# Introduction

Text preprocessing is a crucial step in Natural Language Processing (NLP) that involves transforming raw text into a format suitable for analysis. This process helps improve the performance of machine learning models by reducing noise and ensuring that the data is consistent and relevant.

# Load data
Let's use the imdb movies review dataset to learn the text preprocessing. 

In [None]:
import numpy as np
import pandas as pd

In [None]:
df = pd.read_csv("/kaggle/input/imdb-dataset-of-50k-movie-reviews/IMDB Dataset.csv")

In [None]:
df.shape

In [None]:
df.sample(5)

# 1. Lowercasing

The primary goal is to convert all characters in the text to lowercase, ensuring uniformity and consistency throughout the dataset. This step helps eliminate variations caused by differences in capitalization, which can lead to the same words being treated as distinct tokens due to the case sensitive nature of languages like Python.

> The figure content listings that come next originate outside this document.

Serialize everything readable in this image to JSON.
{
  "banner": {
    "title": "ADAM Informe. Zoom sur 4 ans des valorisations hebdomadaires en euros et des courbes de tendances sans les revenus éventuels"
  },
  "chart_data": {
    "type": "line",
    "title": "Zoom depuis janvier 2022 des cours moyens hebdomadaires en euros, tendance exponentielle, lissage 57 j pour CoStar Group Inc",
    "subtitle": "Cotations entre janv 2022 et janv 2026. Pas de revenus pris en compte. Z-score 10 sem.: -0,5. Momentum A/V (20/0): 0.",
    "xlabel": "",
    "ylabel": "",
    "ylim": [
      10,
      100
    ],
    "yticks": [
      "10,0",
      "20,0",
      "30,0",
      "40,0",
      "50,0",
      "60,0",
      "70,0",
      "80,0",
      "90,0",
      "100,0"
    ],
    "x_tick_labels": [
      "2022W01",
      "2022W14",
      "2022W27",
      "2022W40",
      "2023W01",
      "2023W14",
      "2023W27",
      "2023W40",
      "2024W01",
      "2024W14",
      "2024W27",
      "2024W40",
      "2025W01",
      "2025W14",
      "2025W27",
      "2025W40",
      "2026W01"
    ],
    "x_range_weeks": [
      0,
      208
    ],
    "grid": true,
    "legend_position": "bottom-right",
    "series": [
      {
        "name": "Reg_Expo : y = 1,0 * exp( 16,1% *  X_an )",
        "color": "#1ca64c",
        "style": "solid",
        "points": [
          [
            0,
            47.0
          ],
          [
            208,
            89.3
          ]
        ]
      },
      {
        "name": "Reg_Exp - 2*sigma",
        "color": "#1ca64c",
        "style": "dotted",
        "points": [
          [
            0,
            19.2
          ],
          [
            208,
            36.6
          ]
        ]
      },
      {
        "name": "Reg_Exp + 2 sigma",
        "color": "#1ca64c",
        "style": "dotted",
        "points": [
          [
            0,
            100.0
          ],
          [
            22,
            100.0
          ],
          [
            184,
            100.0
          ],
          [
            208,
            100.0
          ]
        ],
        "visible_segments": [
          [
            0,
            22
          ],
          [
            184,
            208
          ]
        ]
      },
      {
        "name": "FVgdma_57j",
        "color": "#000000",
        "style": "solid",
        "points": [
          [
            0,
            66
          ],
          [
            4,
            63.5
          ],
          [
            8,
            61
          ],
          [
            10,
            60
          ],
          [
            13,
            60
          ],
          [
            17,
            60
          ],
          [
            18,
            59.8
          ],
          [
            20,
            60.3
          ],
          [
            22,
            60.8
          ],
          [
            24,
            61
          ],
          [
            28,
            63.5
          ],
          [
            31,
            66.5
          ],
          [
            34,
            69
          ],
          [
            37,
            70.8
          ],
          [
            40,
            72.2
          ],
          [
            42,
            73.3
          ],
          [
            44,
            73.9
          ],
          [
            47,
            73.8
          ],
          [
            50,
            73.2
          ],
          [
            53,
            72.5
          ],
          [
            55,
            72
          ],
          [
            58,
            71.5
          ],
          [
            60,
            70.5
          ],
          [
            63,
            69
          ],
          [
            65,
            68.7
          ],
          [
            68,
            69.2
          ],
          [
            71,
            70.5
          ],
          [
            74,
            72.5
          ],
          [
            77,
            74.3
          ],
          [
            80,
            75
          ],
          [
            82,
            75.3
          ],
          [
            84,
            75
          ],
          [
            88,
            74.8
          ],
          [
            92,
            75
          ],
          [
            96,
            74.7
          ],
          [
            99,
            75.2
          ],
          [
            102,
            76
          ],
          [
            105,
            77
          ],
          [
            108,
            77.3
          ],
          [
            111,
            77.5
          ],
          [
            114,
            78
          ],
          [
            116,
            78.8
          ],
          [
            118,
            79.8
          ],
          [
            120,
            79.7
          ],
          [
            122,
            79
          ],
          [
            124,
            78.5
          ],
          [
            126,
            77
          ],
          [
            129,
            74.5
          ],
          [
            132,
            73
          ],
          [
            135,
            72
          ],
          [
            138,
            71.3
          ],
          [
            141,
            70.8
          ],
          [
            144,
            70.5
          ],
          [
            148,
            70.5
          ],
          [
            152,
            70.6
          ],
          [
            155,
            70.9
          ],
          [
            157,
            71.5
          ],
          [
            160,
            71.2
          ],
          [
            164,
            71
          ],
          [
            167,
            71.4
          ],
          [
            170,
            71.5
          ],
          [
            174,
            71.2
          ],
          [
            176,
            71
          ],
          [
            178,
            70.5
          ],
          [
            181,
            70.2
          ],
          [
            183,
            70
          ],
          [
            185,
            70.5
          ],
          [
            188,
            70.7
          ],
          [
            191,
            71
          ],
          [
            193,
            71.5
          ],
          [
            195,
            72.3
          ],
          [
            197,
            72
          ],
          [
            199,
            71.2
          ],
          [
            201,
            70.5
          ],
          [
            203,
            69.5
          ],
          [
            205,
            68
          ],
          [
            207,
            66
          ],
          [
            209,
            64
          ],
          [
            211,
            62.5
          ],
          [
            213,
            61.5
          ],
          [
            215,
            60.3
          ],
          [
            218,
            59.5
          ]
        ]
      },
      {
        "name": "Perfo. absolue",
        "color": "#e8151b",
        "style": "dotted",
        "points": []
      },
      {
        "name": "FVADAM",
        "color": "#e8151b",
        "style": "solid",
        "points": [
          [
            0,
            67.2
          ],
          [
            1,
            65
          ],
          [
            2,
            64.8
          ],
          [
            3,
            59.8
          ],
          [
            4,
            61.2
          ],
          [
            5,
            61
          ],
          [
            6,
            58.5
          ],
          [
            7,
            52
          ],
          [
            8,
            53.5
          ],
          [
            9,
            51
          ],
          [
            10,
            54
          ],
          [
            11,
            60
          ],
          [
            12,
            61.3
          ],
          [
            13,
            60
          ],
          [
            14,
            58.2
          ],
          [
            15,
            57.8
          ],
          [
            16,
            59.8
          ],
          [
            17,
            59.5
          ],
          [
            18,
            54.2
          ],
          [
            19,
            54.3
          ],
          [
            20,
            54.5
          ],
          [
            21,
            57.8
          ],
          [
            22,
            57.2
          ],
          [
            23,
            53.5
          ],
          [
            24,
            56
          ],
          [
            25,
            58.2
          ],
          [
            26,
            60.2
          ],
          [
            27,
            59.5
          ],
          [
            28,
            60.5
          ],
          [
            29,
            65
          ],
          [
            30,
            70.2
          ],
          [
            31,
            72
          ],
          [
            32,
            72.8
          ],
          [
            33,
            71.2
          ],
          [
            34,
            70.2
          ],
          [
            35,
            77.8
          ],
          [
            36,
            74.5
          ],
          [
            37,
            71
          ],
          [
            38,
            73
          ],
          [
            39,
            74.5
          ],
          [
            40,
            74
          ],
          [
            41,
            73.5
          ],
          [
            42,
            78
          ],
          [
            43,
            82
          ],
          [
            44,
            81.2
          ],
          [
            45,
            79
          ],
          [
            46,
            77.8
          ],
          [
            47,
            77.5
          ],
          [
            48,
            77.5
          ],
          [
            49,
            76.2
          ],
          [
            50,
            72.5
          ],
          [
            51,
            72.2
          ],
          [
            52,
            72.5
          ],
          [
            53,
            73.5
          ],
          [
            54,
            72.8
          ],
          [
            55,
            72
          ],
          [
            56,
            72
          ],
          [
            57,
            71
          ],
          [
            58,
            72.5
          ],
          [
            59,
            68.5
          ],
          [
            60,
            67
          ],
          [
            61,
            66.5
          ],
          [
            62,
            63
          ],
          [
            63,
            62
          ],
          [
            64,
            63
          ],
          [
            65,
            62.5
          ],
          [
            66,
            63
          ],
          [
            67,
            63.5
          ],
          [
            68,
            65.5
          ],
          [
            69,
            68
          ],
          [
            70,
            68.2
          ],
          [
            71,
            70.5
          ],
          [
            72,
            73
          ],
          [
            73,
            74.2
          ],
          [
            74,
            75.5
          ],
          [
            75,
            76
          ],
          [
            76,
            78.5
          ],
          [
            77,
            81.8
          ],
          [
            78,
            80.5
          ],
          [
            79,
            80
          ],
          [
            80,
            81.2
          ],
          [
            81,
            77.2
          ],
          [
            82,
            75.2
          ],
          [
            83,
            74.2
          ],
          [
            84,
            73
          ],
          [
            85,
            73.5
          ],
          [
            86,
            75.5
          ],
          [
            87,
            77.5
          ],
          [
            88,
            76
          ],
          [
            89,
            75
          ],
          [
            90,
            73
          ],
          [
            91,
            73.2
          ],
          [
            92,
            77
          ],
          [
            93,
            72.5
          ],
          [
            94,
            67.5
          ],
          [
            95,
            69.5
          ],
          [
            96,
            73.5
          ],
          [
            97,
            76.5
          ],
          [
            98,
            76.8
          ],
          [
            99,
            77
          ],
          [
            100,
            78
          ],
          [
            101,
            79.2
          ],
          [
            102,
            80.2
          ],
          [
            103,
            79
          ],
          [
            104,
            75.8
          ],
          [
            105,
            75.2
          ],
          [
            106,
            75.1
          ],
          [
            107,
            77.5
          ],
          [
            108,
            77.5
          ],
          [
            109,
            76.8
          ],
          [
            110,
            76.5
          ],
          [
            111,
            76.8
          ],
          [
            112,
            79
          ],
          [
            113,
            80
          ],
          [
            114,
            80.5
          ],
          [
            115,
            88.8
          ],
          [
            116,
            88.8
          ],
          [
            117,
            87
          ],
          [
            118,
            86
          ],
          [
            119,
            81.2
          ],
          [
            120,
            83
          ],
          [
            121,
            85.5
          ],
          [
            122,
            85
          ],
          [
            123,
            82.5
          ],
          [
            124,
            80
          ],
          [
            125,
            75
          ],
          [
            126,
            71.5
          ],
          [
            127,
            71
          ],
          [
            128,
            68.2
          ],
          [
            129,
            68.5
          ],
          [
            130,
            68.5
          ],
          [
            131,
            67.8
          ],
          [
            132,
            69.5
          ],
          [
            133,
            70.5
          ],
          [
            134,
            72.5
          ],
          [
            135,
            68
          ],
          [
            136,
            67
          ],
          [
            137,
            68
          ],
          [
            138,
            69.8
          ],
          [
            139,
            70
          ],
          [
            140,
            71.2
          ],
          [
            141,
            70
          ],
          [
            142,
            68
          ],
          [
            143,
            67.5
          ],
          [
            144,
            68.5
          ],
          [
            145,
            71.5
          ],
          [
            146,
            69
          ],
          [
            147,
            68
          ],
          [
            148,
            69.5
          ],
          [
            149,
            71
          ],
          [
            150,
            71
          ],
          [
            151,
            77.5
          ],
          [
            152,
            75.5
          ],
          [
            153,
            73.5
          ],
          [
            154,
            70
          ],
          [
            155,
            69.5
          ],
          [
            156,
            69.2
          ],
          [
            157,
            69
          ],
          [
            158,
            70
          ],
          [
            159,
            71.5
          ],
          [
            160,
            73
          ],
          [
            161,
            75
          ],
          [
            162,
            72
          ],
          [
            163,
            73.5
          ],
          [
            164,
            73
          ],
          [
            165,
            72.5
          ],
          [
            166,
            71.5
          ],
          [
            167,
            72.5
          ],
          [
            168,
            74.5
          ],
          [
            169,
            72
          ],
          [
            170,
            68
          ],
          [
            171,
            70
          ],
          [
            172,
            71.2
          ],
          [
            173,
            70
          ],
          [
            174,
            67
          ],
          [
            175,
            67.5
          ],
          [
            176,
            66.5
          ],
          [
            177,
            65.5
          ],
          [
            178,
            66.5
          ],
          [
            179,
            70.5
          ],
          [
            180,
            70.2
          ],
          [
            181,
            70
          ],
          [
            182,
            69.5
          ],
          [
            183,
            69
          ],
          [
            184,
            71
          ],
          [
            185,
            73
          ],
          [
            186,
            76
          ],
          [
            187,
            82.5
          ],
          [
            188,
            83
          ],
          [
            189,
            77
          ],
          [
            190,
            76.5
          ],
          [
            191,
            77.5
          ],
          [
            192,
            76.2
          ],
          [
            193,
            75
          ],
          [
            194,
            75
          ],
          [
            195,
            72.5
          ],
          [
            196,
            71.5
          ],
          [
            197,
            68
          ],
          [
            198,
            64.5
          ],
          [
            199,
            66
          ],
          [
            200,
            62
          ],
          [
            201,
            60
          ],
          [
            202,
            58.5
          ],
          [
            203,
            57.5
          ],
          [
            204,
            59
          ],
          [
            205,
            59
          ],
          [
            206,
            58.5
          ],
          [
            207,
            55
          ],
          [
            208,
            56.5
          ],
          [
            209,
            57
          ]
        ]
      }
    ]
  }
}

It ensures that words like "Apple," "apple," and "APPLE" are treated as the same word

In [None]:
# Sample text
text = "Hello World! I'm learning text preprocessing."

# Convert to lowercase
lowercase_text = text.lower()

print(lowercase_text)

In [None]:
df['review'][45]

In [None]:
df['review'].str.lower()

In [None]:
df

# 2. Remove HTML Tags

In many real-world applications, text data is often extracted from web pages, which can contain HTML tags. These tags are useful for structuring content but are irrelevant when processing text for NLP tasks. Removing HTML tags is, therefore, a key preprocessing step to clean the data and make it usable for text analysis.

HTML tags,don’t provide any useful information for text analysis and can interfere with the accuracy of NLP models.

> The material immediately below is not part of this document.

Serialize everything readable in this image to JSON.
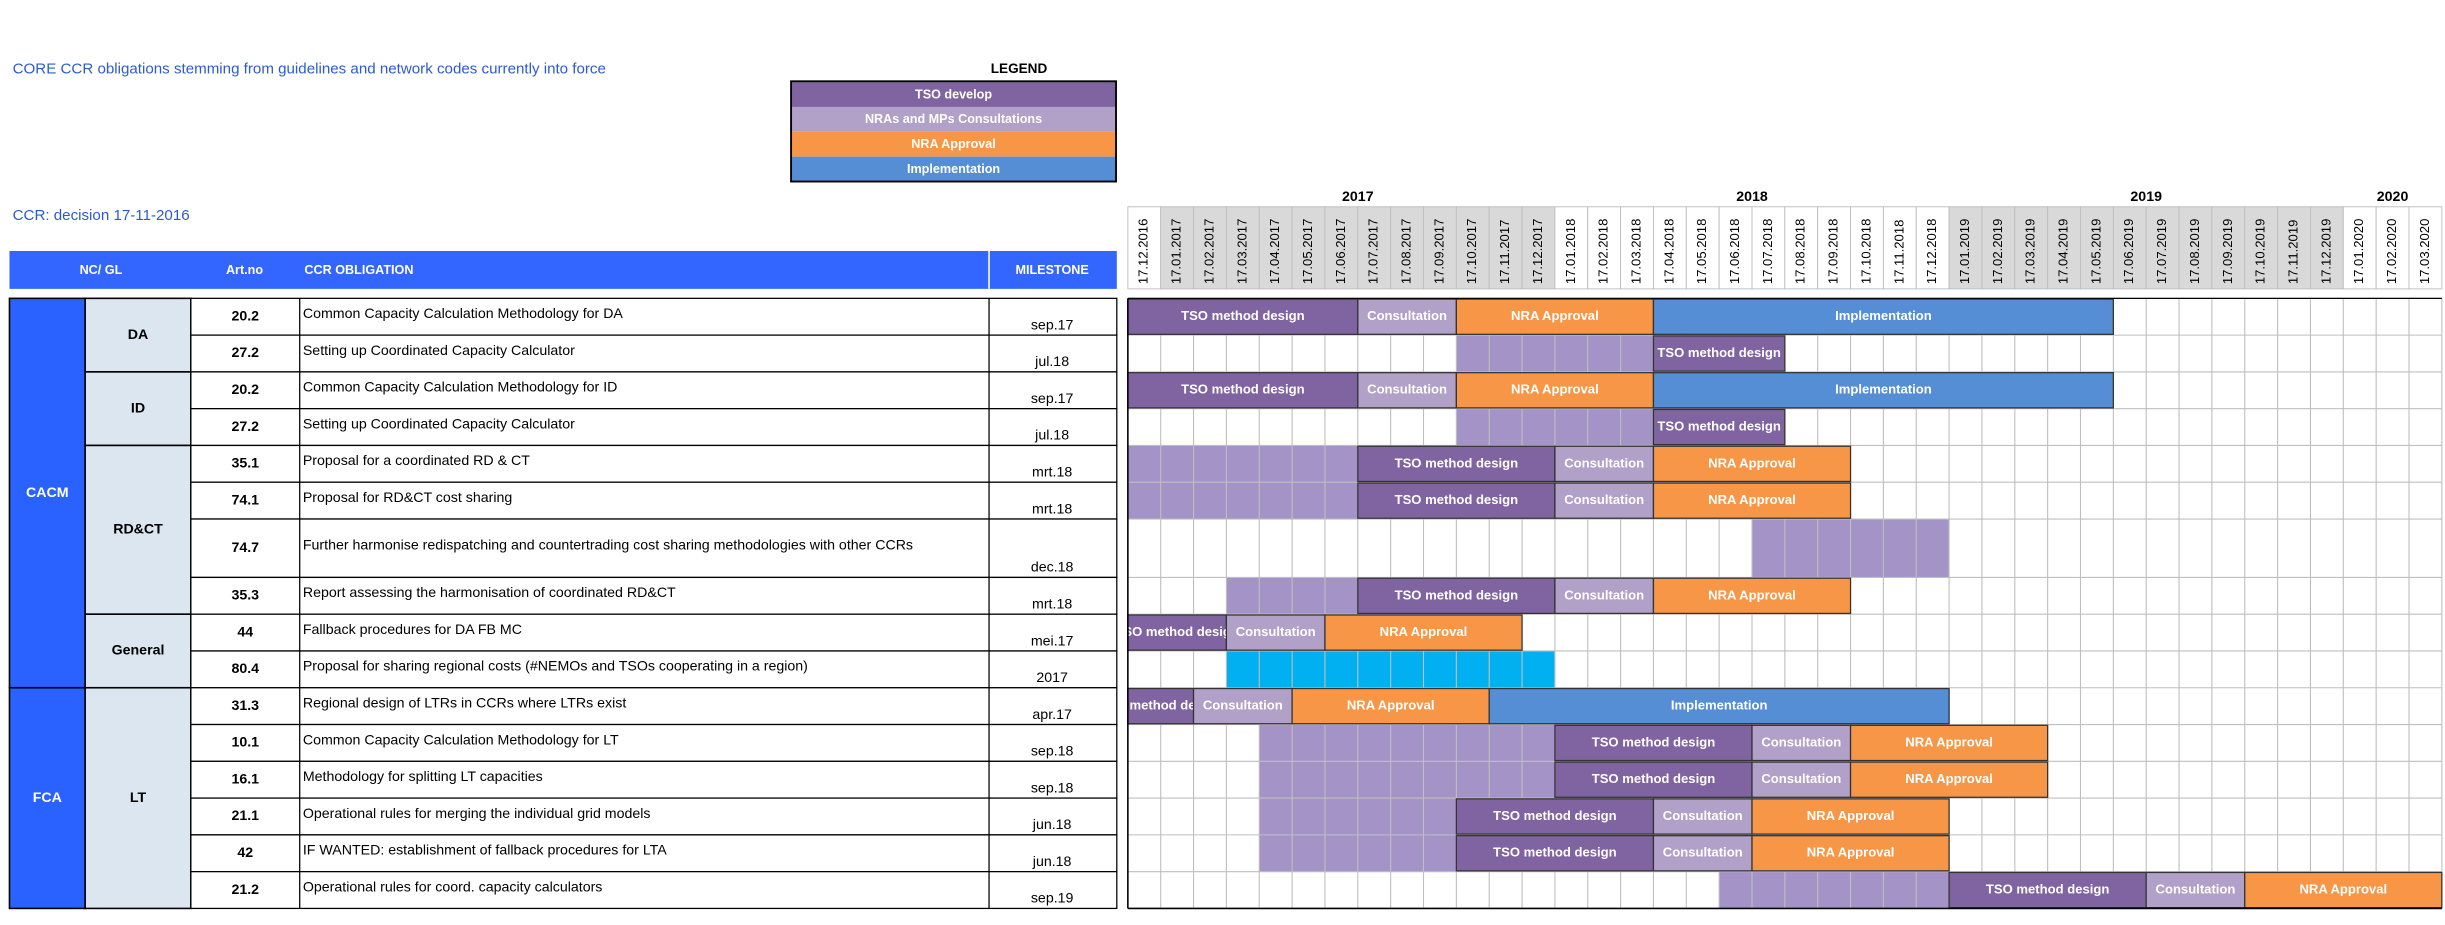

Better Focus on Content: By removing these tags, we focus only on the actual text content, which helps the model capture meaningful information.

Here’s an example of raw text with HTML tags:

<p>Hello, <strong>world!</strong> Welcome to <a href='https://example.com'>NLP</a> tutorials.</p>


In [None]:
import re

def remove_html_tags(text):
    # Regular expression pattern to match HTML tags
    pattern = re.compile('<.*?>')
    
    # Replace the HTML tags with an empty string
    return re.sub(pattern, '', text)


In [None]:
html_text = "<p>Hello, <strong>world!</strong> Welcome to <a href='https://example.com'>NLP</a> tutorials.</p>"
html_text

In [None]:
cleaned_text = remove_html_tags(html_text)
print(cleaned_text)

In [None]:
df['review'] = df['review'].apply(remove_html_tags)

In [None]:
df['review']

# 3. Remove URLs

URLs, while essential for linking content on the web, typically don't contribute meaningful linguistic information for most NLP tasks, such as text classification, sentiment analysis, or language modeling. 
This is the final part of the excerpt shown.